Check whether -150 is a term of the AP: 11, 8, 5, 2, ...
No
Step 1: Identify the first term and common difference.
The AP is: 11, 8, 5, 2, ...
First term: \(a = 11\)
Common difference: \(d = 8 - 11 = -3\)
Step 2: Use the general term formula of an AP.

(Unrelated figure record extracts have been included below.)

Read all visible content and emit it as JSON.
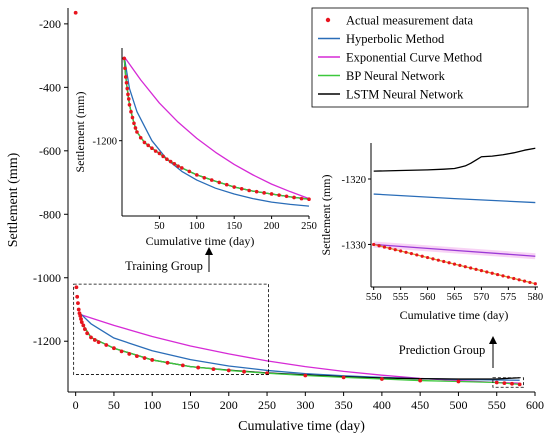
{
  "chart_data": [
    {
      "id": "main",
      "type": "line",
      "xlabel": "Cumulative time (day)",
      "ylabel": "Settlement (mm)",
      "xlim": [
        -10,
        600
      ],
      "ylim": [
        -1360,
        -150
      ],
      "xticks": [
        0,
        50,
        100,
        150,
        200,
        250,
        300,
        350,
        400,
        450,
        500,
        550,
        600
      ],
      "yticks": [
        -1200,
        -1000,
        -800,
        -600,
        -400,
        -200
      ],
      "legend": {
        "placement": "top-right",
        "entries": [
          {
            "label": "Actual measurement data",
            "color": "#e8141e",
            "marker": "dot"
          },
          {
            "label": "Hyperbolic Method",
            "color": "#2a6db8",
            "marker": "line"
          },
          {
            "label": "Exponential Curve Method",
            "color": "#d62ad6",
            "marker": "line"
          },
          {
            "label": "BP Neural Network",
            "color": "#3cc83c",
            "marker": "line"
          },
          {
            "label": "LSTM Neural Network",
            "color": "#000000",
            "marker": "line"
          }
        ]
      },
      "series": [
        {
          "name": "Actual measurement data",
          "color": "#e8141e",
          "kind": "scatter",
          "x": [
            0,
            1,
            2,
            3,
            4,
            5,
            6,
            7,
            8,
            10,
            12,
            15,
            20,
            25,
            30,
            40,
            50,
            60,
            70,
            80,
            90,
            100,
            120,
            140,
            160,
            180,
            200,
            220,
            250,
            300,
            350,
            400,
            450,
            500,
            550,
            560,
            570,
            580
          ],
          "y": [
            -165,
            -1030,
            -1060,
            -1080,
            -1100,
            -1112,
            -1120,
            -1130,
            -1140,
            -1150,
            -1162,
            -1175,
            -1188,
            -1196,
            -1203,
            -1212,
            -1222,
            -1232,
            -1240,
            -1247,
            -1253,
            -1259,
            -1268,
            -1276,
            -1283,
            -1288,
            -1292,
            -1296,
            -1301,
            -1308,
            -1314,
            -1319,
            -1324,
            -1327,
            -1330,
            -1332,
            -1334,
            -1336
          ]
        },
        {
          "name": "Hyperbolic Method",
          "color": "#2a6db8",
          "kind": "line",
          "x": [
            5,
            20,
            50,
            100,
            150,
            200,
            250,
            300,
            350,
            400,
            450,
            500,
            550,
            580
          ],
          "y": [
            -1110,
            -1145,
            -1190,
            -1230,
            -1258,
            -1278,
            -1292,
            -1302,
            -1309,
            -1314,
            -1318,
            -1320,
            -1322,
            -1323
          ]
        },
        {
          "name": "Exponential Curve Method",
          "color": "#d62ad6",
          "kind": "line",
          "x": [
            5,
            50,
            100,
            150,
            200,
            250,
            300,
            350,
            400,
            450,
            500,
            550,
            580
          ],
          "y": [
            -1115,
            -1150,
            -1185,
            -1215,
            -1240,
            -1262,
            -1280,
            -1295,
            -1307,
            -1317,
            -1324,
            -1330,
            -1332
          ]
        },
        {
          "name": "BP Neural Network",
          "color": "#3cc83c",
          "kind": "line",
          "x": [
            5,
            10,
            20,
            50,
            100,
            150,
            200,
            250,
            300,
            350,
            400,
            450,
            500,
            550,
            580
          ],
          "y": [
            -1112,
            -1150,
            -1188,
            -1222,
            -1259,
            -1280,
            -1292,
            -1301,
            -1308,
            -1314,
            -1319,
            -1324,
            -1327,
            -1330,
            -1336
          ]
        },
        {
          "name": "LSTM Neural Network",
          "color": "#000000",
          "kind": "line",
          "x": [
            5,
            10,
            20,
            50,
            100,
            150,
            200,
            250,
            300,
            350,
            400,
            450,
            500,
            550,
            580
          ],
          "y": [
            -1112,
            -1150,
            -1188,
            -1222,
            -1259,
            -1280,
            -1291,
            -1300,
            -1306,
            -1312,
            -1316,
            -1318,
            -1319,
            -1319,
            -1315
          ]
        }
      ],
      "annotations": {
        "training_label": "Training Group",
        "prediction_label": "Prediction Group",
        "training_box": {
          "x": [
            0,
            252
          ],
          "y": [
            -1305,
            -1020
          ]
        },
        "prediction_box": {
          "x": [
            545,
            585
          ],
          "y": [
            -1345,
            -1315
          ]
        }
      }
    },
    {
      "id": "inset-training",
      "type": "line",
      "xlabel": "Cumulative time (day)",
      "ylabel": "Settlement (mm)",
      "xlim": [
        0,
        250
      ],
      "ylim": [
        -1330,
        -1040
      ],
      "xticks": [
        50,
        100,
        150,
        200,
        250
      ],
      "yticks": [
        -1200
      ],
      "series": [
        {
          "name": "Actual measurement data",
          "color": "#e8141e",
          "kind": "scatter",
          "x": [
            3,
            4,
            5,
            6,
            7,
            8,
            9,
            10,
            12,
            14,
            16,
            18,
            20,
            25,
            30,
            35,
            40,
            45,
            50,
            55,
            60,
            65,
            70,
            75,
            80,
            90,
            100,
            110,
            120,
            130,
            140,
            150,
            160,
            170,
            180,
            190,
            200,
            210,
            220,
            230,
            240,
            250
          ],
          "y": [
            -1058,
            -1075,
            -1090,
            -1100,
            -1110,
            -1120,
            -1128,
            -1138,
            -1150,
            -1160,
            -1170,
            -1178,
            -1185,
            -1195,
            -1203,
            -1208,
            -1213,
            -1218,
            -1222,
            -1227,
            -1232,
            -1236,
            -1240,
            -1244,
            -1247,
            -1253,
            -1259,
            -1264,
            -1268,
            -1272,
            -1276,
            -1280,
            -1283,
            -1286,
            -1288,
            -1290,
            -1292,
            -1294,
            -1296,
            -1298,
            -1300,
            -1301
          ]
        },
        {
          "name": "Hyperbolic Method",
          "color": "#2a6db8",
          "kind": "line",
          "x": [
            3,
            10,
            20,
            40,
            60,
            80,
            100,
            125,
            150,
            175,
            200,
            225,
            250
          ],
          "y": [
            -1055,
            -1110,
            -1150,
            -1200,
            -1232,
            -1253,
            -1268,
            -1282,
            -1292,
            -1300,
            -1306,
            -1310,
            -1313
          ]
        },
        {
          "name": "Exponential Curve Method",
          "color": "#d62ad6",
          "kind": "line",
          "x": [
            3,
            25,
            50,
            75,
            100,
            125,
            150,
            175,
            200,
            225,
            250
          ],
          "y": [
            -1055,
            -1095,
            -1135,
            -1168,
            -1196,
            -1220,
            -1241,
            -1259,
            -1275,
            -1288,
            -1300
          ]
        },
        {
          "name": "BP Neural Network",
          "color": "#3cc83c",
          "kind": "line",
          "x": [
            3,
            5,
            8,
            10,
            14,
            18,
            20,
            30,
            40,
            50,
            60,
            80,
            100,
            125,
            150,
            175,
            200,
            225,
            250
          ],
          "y": [
            -1058,
            -1090,
            -1120,
            -1138,
            -1160,
            -1178,
            -1185,
            -1203,
            -1213,
            -1222,
            -1232,
            -1247,
            -1259,
            -1270,
            -1280,
            -1287,
            -1292,
            -1297,
            -1301
          ]
        },
        {
          "name": "LSTM Neural Network",
          "color": "#000000",
          "kind": "line",
          "x": [
            3,
            5,
            8,
            10,
            14,
            18,
            20,
            30,
            40,
            50,
            60,
            80,
            100,
            125,
            150,
            175,
            200,
            225,
            250
          ],
          "y": [
            -1058,
            -1090,
            -1120,
            -1138,
            -1160,
            -1178,
            -1185,
            -1203,
            -1213,
            -1222,
            -1232,
            -1247,
            -1259,
            -1270,
            -1280,
            -1287,
            -1292,
            -1297,
            -1301
          ]
        }
      ]
    },
    {
      "id": "inset-prediction",
      "type": "line",
      "xlabel": "Cumulative time (day)",
      "ylabel": "Settlement (mm)",
      "xlim": [
        549.5,
        580.5
      ],
      "ylim": [
        -1336.5,
        -1314.5
      ],
      "xticks": [
        550,
        555,
        560,
        565,
        570,
        575,
        580
      ],
      "yticks": [
        -1330,
        -1320
      ],
      "series": [
        {
          "name": "Actual measurement data",
          "color": "#e8141e",
          "kind": "scatter",
          "x": [
            550,
            551,
            552,
            553,
            554,
            555,
            556,
            557,
            558,
            559,
            560,
            561,
            562,
            563,
            564,
            565,
            566,
            567,
            568,
            569,
            570,
            571,
            572,
            573,
            574,
            575,
            576,
            577,
            578,
            579,
            580
          ],
          "y": [
            -1330.0,
            -1330.2,
            -1330.4,
            -1330.6,
            -1330.8,
            -1331.0,
            -1331.2,
            -1331.4,
            -1331.6,
            -1331.8,
            -1332.0,
            -1332.2,
            -1332.4,
            -1332.6,
            -1332.8,
            -1333.0,
            -1333.2,
            -1333.4,
            -1333.6,
            -1333.8,
            -1334.0,
            -1334.2,
            -1334.4,
            -1334.6,
            -1334.8,
            -1335.0,
            -1335.2,
            -1335.4,
            -1335.6,
            -1335.8,
            -1336.0
          ]
        },
        {
          "name": "Hyperbolic Method",
          "color": "#2a6db8",
          "kind": "line",
          "x": [
            550,
            565,
            580
          ],
          "y": [
            -1322.3,
            -1323.0,
            -1323.6
          ]
        },
        {
          "name": "Exponential Curve Method",
          "color": "#9b3ad6",
          "kind": "line",
          "x": [
            550,
            565,
            580
          ],
          "y": [
            -1330.0,
            -1330.9,
            -1331.8
          ]
        },
        {
          "name": "BP Neural Network",
          "color": "#d89a2a",
          "kind": "line",
          "x": [
            550,
            565,
            580
          ],
          "y": [
            -1330.0,
            -1333.0,
            -1336.0
          ]
        },
        {
          "name": "LSTM Neural Network",
          "color": "#000000",
          "kind": "line",
          "x": [
            550,
            555,
            560,
            563,
            565,
            566,
            567,
            568,
            569,
            570,
            572,
            574,
            576,
            578,
            580
          ],
          "y": [
            -1318.8,
            -1318.7,
            -1318.6,
            -1318.5,
            -1318.4,
            -1318.2,
            -1318.0,
            -1317.6,
            -1317.1,
            -1316.6,
            -1316.5,
            -1316.3,
            -1316.0,
            -1315.6,
            -1315.3
          ]
        }
      ]
    }
  ]
}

The \(n\)-th term of an AP is given by:
\[a_n = a + (n - 1)d\]
We check whether for some positive integer \(n\), the term equals \(-150\):
\[a_n = -150\]
Substitute values of \(a\) and \(d\):
\[11 + (n - 1)(-3) = -150\]
Step 3: Solve for \(n\).
Expand:
\[11 - 3(n - 1) = -150\]
Distribute the -3:
\[11 - 3n + 3 = -150\]
Simplify left side:
\[14 - 3n = -150\]
Move 14 to the right:
\[-3n = -150 - 14 = -164\]
Divide both sides by -3:
\[n = \frac{164}{3}\]
Step 4: Interpret the result.
\(n = \frac{164}{3}\) is not a whole number.
Since the term number must be a positive integer, no such \(n\) exists.
Conclusion: \(-150\) is not a term of the given AP.